Plusieurs raisons expliquent aujourd’hui la trop lente transition vers une production totale de cannabis médical.

Tout d’abord, l’agence centrale (ANRAC), chargée de réglementer la filière du cannabis légal, vient à peine de voir le jour (juin 2022). Cette structure publique doit contrôler toutes les étapes de la chaîne de production, depuis l’importation des semences et la certification des plants, jusqu’à la commercialisation des produits issus du cannabis.

Il s’agit d’un élément essentiel de la nouvelle stratégie marocaine.

Par ailleurs, ce retard s’explique aussi par un contexte politique délicat (élections législatives de 2021 provoquant le report de nombreuses décisions importantes et situation mouvementée au Sahara).

Les temps sont durs pour les cultivateurs

La lenteur de la mise en œuvre et la concurrence de la culture du chanvre en Europe désespèrent les cultivateurs locaux, qui doivent, en outre, faire face à une faible demande et les ravages de la dernière sécheresse sur les cultures.

« On reste attachés à cette plante et pourtant elle ne nous rapporte plus rien », se plaint cette cultivatrice de chanvre à Azila, dans le quotidien La Croix. « Plus personne n’en veut ! »

Les revenus agricoles annuels liés à la culture du cannabis ont chuté de près de moitié (500 millions d’euros bruts au début des années 2000 à moins de 325 millions en 2020).

« Le marché a considérablement chuté. Il ne nous reste plus que la prison », souligne un autre agriculteur.

À ce paramètre économique défavorable, il faut ajouter une image qui n’évolue toujours pas pour les principaux intéressés, derniers maillons de la chaîne. « À l’heure actuelle, rien n’a changé pour nous. On est toujours considérés comme des malfrats, des criminels, alors que nous ne sommes que des agriculteurs », souligne un agriculteur dans le reportage du même quotidien.

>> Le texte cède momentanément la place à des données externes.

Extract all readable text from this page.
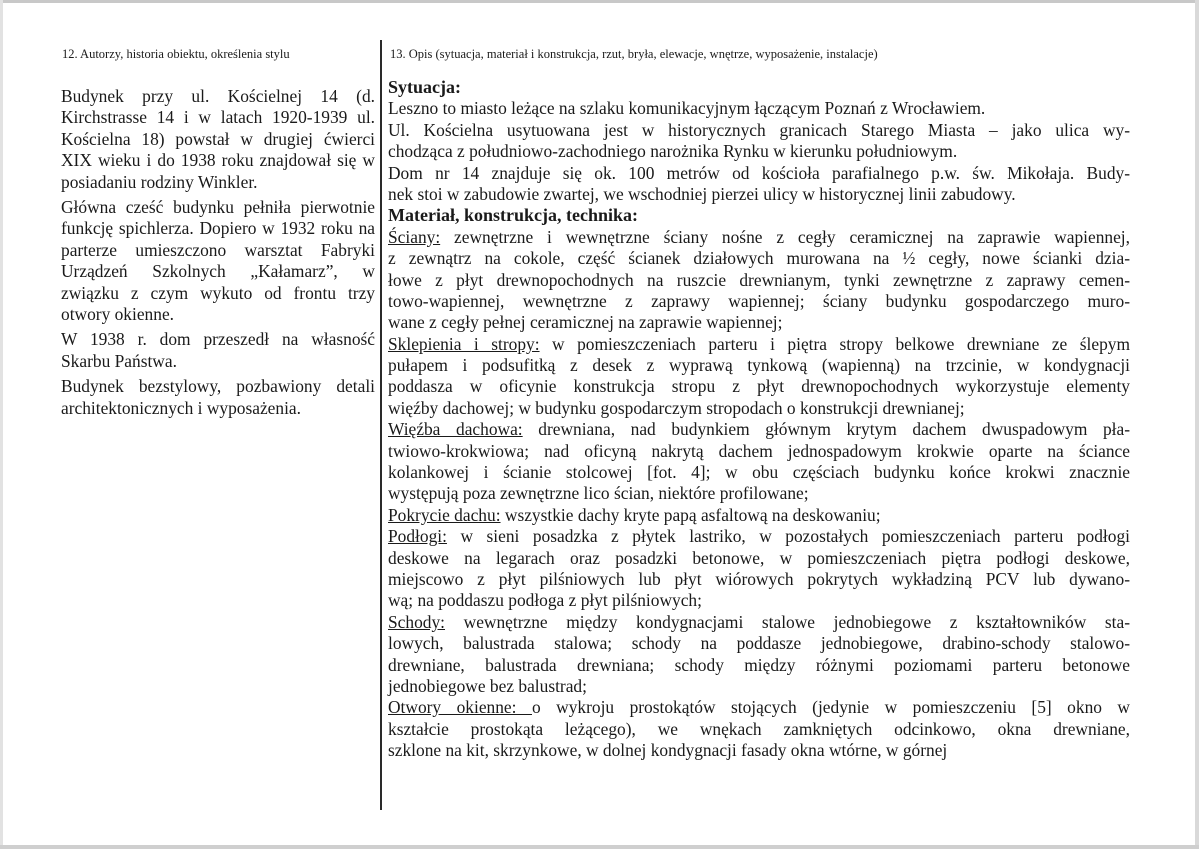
12. Autorzy, historia obiektu, określenia stylu	13. Opis (sytuacja, materiał i konstrukcja, rzut, bryła, elewacje, wnętrze, wyposażenie, instalacje)

Budynek przy ul. Kościelnej 14 (d. Kirchstrasse 14 i w latach 1920-1939 ul. Kościelna 18) powstał w drugiej ćwierci XIX wieku i do 1938 roku znajdował się w posiadaniu rodziny Winkler.

Główna cześć budynku pełniła pierwotnie funkcję spichlerza. Dopiero w 1932 roku na parterze umieszczono warsztat Fabryki Urządzeń Szkolnych „Kałamarz”, w związku z czym wykuto od frontu trzy otwory okienne.

W 1938 r. dom przeszedł na własność Skarbu Państwa.

Budynek bezstylowy, pozbawiony detali architektonicznych i wyposażenia.

Sytuacja:
Leszno to miasto leżące na szlaku komunikacyjnym łączącym Poznań z Wrocławiem.
Ul. Kościelna usytuowana jest w historycznych granicach Starego Miasta – jako ulica wy-
chodząca z południowo-zachodniego narożnika Rynku w kierunku południowym.
Dom nr 14 znajduje się ok. 100 metrów od kościoła parafialnego p.w. św. Mikołaja. Budy-
nek stoi w zabudowie zwartej, we wschodniej pierzei ulicy w historycznej linii zabudowy.
Materiał, konstrukcja, technika:
Ściany: zewnętrzne i wewnętrzne ściany nośne z cegły ceramicznej na zaprawie wapiennej,
z zewnątrz na cokole, część ścianek działowych murowana na ½ cegły, nowe ścianki dzia-
łowe z płyt drewnopochodnych na ruszcie drewnianym, tynki zewnętrzne z zaprawy cemen-
towo-wapiennej, wewnętrzne z zaprawy wapiennej; ściany budynku gospodarczego muro-
wane z cegły pełnej ceramicznej na zaprawie wapiennej;
Sklepienia i stropy: w pomieszczeniach parteru i piętra stropy belkowe drewniane ze ślepym
pułapem i podsufitką z desek z wyprawą tynkową (wapienną) na trzcinie, w kondygnacji
poddasza w oficynie konstrukcja stropu z płyt drewnopochodnych wykorzystuje elementy
więźby dachowej; w budynku gospodarczym stropodach o konstrukcji drewnianej;
Więźba dachowa: drewniana, nad budynkiem głównym krytym dachem dwuspadowym pła-
twiowo-krokwiowa; nad oficyną nakrytą dachem jednospadowym krokwie oparte na ściance
kolankowej i ścianie stolcowej [fot. 4]; w obu częściach budynku końce krokwi znacznie
występują poza zewnętrzne lico ścian, niektóre profilowane;
Pokrycie dachu: wszystkie dachy kryte papą asfaltową na deskowaniu;
Podłogi: w sieni posadzka z płytek lastriko, w pozostałych pomieszczeniach parteru podłogi
deskowe na legarach oraz posadzki betonowe, w pomieszczeniach piętra podłogi deskowe,
miejscowo z płyt pilśniowych lub płyt wiórowych pokrytych wykładziną PCV lub dywano-
wą; na poddaszu podłoga z płyt pilśniowych;
Schody: wewnętrzne między kondygnacjami stalowe jednobiegowe z kształtowników sta-
lowych, balustrada stalowa; schody na poddasze jednobiegowe, drabino-schody stalowo-
drewniane, balustrada drewniana; schody między różnymi poziomami parteru betonowe
jednobiegowe bez balustrad;
Otwory okienne: o wykroju prostokątów stojących (jedynie w pomieszczeniu [5] okno w
kształcie prostokąta leżącego), we wnękach zamkniętych odcinkowo, okna drewniane,
szklone na kit, skrzynkowe, w dolnej kondygnacji fasady okna wtórne, w górnej
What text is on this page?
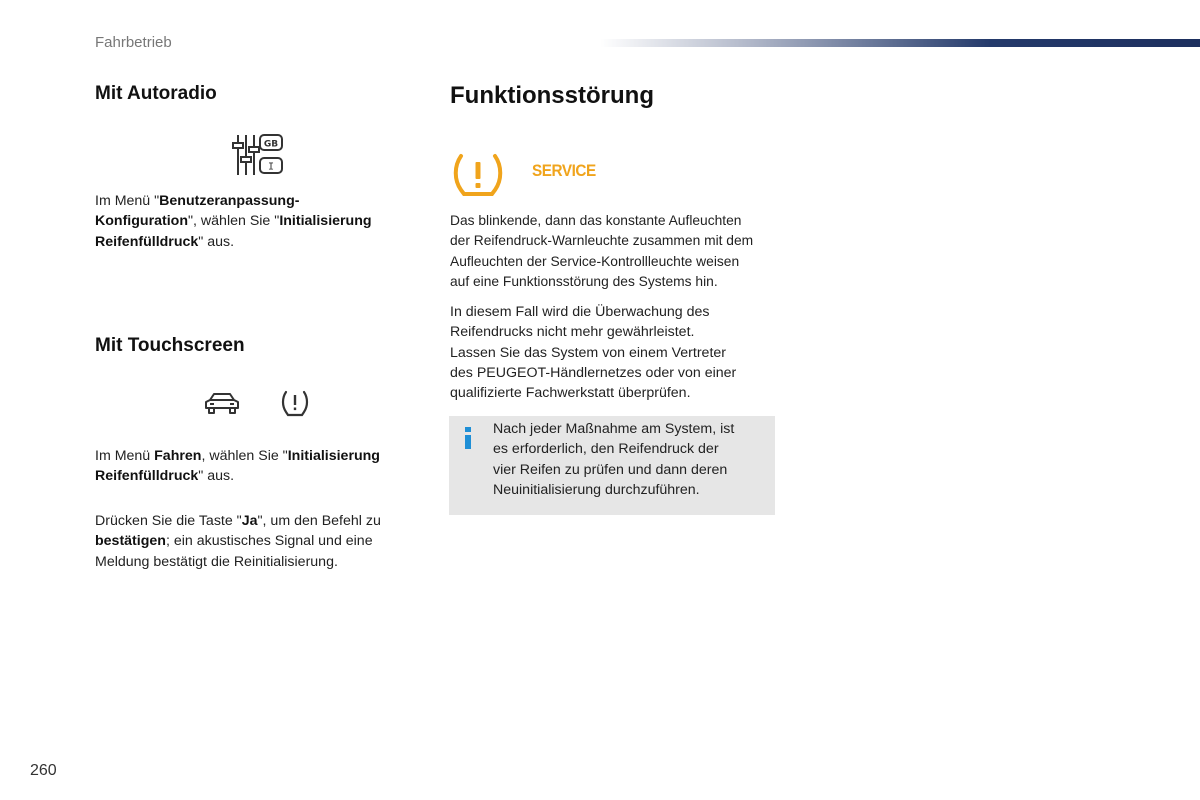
Fahrbetrieb
Mit Autoradio
GB
I

Im Menü "Benutzeranpassung-
Konfiguration", wählen Sie "Initialisierung
Reifenfülldruck" aus.

Mit Touchscreen

Im Menü Fahren, wählen Sie "Initialisierung
Reifenfülldruck" aus.

Drücken Sie die Taste "Ja", um den Befehl zu
bestätigen; ein akustisches Signal und eine
Meldung bestätigt die Reinitialisierung.

Funktionsstörung
SERVICE

Das blinkende, dann das konstante Aufleuchten
der Reifendruck-Warnleuchte zusammen mit dem
Aufleuchten der Service-Kontrollleuchte weisen
auf eine Funktionsstörung des Systems hin.

In diesem Fall wird die Überwachung des
Reifendrucks nicht mehr gewährleistet.
Lassen Sie das System von einem Vertreter
des PEUGEOT-Händlernetzes oder von einer
qualifizierte Fachwerkstatt überprüfen.

Nach jeder Maßnahme am System, ist
es erforderlich, den Reifendruck der
vier Reifen zu prüfen und dann deren
Neuinitialisierung durchzuführen.

260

L’impatience crée des incertitudes et une certaine méfiance des agriculteurs envers le gouvernement.

Prochaines étapes

maroc cannabis thérapeutique
La production de cannabis thérapeutique nécessite de connaître des techniques spécifiques

Malgré les doutes et les embûches, le gouvernement se veut confiant et rassurant « Il peut y avoir de l’appréhension, mais la légalisation va la dissiper, car elle va profiter aux cultivateurs », souligne une source anonyme des autorités de Rabat, rappelant « qu’il y a des étapes à respecter ».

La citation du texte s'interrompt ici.